Per cui, durante tutta la Prima Repubblica, il legame con la dittatura è stato un necessario ed opportuno discrimine fra chi condivideva i valori libertari e democratici e chi, invece, è stato dalla parte sbagliata della barricata.

Dalla liberazione alla Prima Repubblica

Con la caduta della Prima Repubblica e con la salita al Governo degli eredi del Fascismo nel 1994 – gli esponenti del Movimento Sociale, poi divenuto Alleanza Nazionale – è chiaro che la storia è cambiata, per cui ci si è sforzato, da ambo le parti, di costruire una cornice condivisa di valori, così da realizzare la piena praticabilità istituzionale, anche, in favore di chi – per cinquant’anni – ha subito una conventio ad escludendum. Un simile tentativo è andato, in parte, fallito: infatti, ancora tuttora, sia pure sovente in modo vago e confuso, si ritorna all’antico discrimine, benché non siano più in vita coloro che, nel corso della Guerra di Liberazione, hanno preso parte con Fascisti e Nazisti.
Oggi, a distanza di settant’anni circa da quegli eventi, si ripropone il medesimo problema: i figli, o meglio i nipoti dei partigiani e dei repubblichini, possono festeggiare il 25 aprile come momento condiviso di una unica ed articolata memoria nazionale?

La risposta non può che essere parziale. In primis, infatti, bisogna ricordare a tutti, sia di una parte che dell’altra, che il tempo può rendere più mitigato il ricordo, ma le ragioni di una militanza conservano la loro integrità.
Non si può, invero, mettere insieme le ragioni della libertà e della democrazia con quelle di chi, all’epoca, ha combattuto a favore di una dittatura cieca ed irrazionale, che portò il Paese nel baratro di una guerra civile e di una povertà così diffusa, da cui l’Italia poté risollevarsi, solo, a distanza di venti anni – almeno – dalla fine della Seconda Guerra Mondiale.
Certo, il Novecento ha poi dimostrato che, anche, i Comunisti, che erano la principale forza politica antifascista del nostro Paese, avevano nel loro arsenale ideologico gli scheletri della dittatura stalinista in Unione Sovietica, da cui hanno preso le distanze, forse, troppo tardi.

Pertanto, sembra opportuno, non dividere più il mondo fra fascisti ed antifascisti, che sono o appaiono categorie obsolete, ma fra democratici ed antidemocratici, visto che il fil rouge dell’autoritarismo può tornare in mille modi, finanche attraverso le mentite spoglie di un populismo fin troppo facile, per essere ritenuto credibile ed utile rimedio contro i mali del tempo presente.
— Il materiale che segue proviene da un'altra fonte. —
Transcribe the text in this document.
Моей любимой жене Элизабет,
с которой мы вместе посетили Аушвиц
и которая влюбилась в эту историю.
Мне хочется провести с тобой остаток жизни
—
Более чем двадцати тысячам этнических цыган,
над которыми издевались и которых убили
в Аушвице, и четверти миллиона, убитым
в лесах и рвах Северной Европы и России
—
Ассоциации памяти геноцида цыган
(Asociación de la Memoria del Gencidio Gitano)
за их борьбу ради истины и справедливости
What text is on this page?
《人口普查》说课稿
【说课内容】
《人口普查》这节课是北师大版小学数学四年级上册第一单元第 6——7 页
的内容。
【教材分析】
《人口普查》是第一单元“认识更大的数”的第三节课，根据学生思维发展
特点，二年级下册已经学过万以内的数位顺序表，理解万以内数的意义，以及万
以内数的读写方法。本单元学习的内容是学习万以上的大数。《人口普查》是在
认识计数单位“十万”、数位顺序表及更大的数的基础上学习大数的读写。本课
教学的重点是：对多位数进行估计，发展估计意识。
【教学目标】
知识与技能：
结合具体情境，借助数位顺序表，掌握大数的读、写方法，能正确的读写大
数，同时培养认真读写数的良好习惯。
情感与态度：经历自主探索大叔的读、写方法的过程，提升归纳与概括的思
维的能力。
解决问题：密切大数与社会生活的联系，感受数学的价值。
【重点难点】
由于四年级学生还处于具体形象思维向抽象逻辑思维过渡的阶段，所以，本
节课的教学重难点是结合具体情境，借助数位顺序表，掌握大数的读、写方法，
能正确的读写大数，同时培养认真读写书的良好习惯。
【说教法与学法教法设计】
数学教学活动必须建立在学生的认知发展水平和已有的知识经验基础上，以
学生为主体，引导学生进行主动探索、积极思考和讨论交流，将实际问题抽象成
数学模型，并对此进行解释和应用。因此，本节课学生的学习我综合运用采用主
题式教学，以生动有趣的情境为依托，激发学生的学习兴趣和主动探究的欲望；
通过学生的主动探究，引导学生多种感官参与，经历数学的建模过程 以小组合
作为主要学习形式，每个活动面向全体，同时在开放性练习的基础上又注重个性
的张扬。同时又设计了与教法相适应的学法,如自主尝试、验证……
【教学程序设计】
Ma, siamo sicuri che il nostro Paese, attraverso la Resistenza, ha acquisito i giusti anticorpi contro ogni anelito autoritario?

Si sa bene che, nei momenti di difficoltà, la pubblica opinione rischia di essere molto meno attenta alla richiesta di democrazia e si lascia sedurre dalla cattiva pianta della demagogia e del populismo facile.

Oggi, pertanto, l’antica sfida dei partigiani si ripropone in altri termini e con altri mezzi: difendere, entro la cornice dello Stato di diritto, valore assoluto di riferimento, le ragioni della partecipazione democratica e delle libertà contro chi preferirebbe chiudere taluni spazi di democrazia, sfruttando le ovvie difficoltà del momento.
In tal senso, il 25 aprile deve unire tutte le forze, che credono in un principio di democrazia, che salvaguardi le ragioni dei più deboli, degli esclusi e dei diseredati, che altrimenti potrebbero essere strumentalizzate per abbattere ciò che si è costruito, a fatica, lungo tutto il corso del Novecento, dapprima nella sfida vinta contro il Fascismo ed il Nazismo e, poi, in quella – a livello planetario – contro il Comunismo.
Solo per tal via, gli Italiani potranno sentirsi più orgogliosi di loro stessi, ben sapendo che il sentimento nazionale deve essere condiviso, anche, con quello europeistico, visto che ciascuno di noi ha due terre di appartenenza: in primis, l’Europa e, dunque, l’Italia.